Em 1994 o senhor deu uma entrevista ao GLOBO bem otimista em relação ao processo de paz entre israelenses e palestinos. Foi logo depois dos Acordos de Oslo (1993) e antes do assassinato do ex-primeiro-ministro Yitzhak Rabin (1995). O senhor disse que o pior já tinha passado, que os dois povos já tinham admitido que o outro existia. Vinte anos depois, no entanto, a paz ainda parece distante...
Vinte anos é muito tempo na vida de uma pessoa, mas não na História. Tanto israelenses quanto palestinos sabem que o outro povo não vai a lugar nenhum, que é preciso dividir esta terra. Nenhum deles fica feliz com essa necessidade, não vai dançar nas ruas quando a terra for dividida. Mas sabem que vai acontecer. Digo que os pacientes — os povos palestino e israelense — estão prontos para a cirurgia. Mas os médicos é que são medrosos.
E quanto ao processo de paz atual?
É muito difícil ser profeta na terra dos profetas. Há muita concorrência de profecias. Não tenho ideia do que acontece nessas negociações. Mas isso, por si só, já é um bom sinal, de que não há vazamentos para a imprensa, de que estão conversando seriamente.

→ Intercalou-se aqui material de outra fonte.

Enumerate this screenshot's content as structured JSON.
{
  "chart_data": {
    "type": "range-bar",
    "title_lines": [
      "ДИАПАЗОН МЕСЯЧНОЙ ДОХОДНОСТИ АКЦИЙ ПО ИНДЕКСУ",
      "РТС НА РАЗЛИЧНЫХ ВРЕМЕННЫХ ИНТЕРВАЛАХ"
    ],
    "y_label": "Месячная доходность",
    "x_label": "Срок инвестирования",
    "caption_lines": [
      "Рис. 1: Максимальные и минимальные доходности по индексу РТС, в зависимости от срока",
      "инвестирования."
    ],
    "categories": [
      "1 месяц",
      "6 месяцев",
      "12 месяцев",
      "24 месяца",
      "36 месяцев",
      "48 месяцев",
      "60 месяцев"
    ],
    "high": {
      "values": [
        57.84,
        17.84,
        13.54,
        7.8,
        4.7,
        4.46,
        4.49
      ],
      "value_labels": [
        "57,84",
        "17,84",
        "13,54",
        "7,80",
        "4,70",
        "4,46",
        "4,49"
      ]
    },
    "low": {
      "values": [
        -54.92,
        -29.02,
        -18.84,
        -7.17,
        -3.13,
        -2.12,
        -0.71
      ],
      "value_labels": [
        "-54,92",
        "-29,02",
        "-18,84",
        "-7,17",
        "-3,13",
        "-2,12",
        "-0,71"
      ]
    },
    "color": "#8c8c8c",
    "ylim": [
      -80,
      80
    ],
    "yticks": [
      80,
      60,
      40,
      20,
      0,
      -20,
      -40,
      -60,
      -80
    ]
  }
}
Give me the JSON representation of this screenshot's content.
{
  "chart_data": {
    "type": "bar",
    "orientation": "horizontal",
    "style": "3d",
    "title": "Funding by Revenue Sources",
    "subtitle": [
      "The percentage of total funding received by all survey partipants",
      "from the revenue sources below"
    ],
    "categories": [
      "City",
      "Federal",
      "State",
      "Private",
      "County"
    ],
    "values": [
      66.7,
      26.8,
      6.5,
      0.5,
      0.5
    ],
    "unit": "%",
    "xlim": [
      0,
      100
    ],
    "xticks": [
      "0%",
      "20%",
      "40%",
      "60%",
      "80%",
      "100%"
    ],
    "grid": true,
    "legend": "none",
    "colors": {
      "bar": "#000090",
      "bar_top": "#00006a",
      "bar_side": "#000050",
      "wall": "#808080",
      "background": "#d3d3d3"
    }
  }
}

Tempos atrás, o senhor era cotado para entrar na política, porém isso nunca aconteceu.
A verdade é que, se os escritores entrarem para a política, os políticos vão começar a escrever romances e será o fim da civilização como nós a conhecemos.
Todos os anos o nome do senhor aparece na lista de possíveis ganhadores do Prêmio Nobel de Literatura. Se sente frustrado de nunca ter ganhado?
Já recebi na minha vida entre 30 ou 40 prêmios em todo o mundo. Já é o suficiente. Se nunca receber o Prêmio Nobel, não vou morrer um homem infeliz.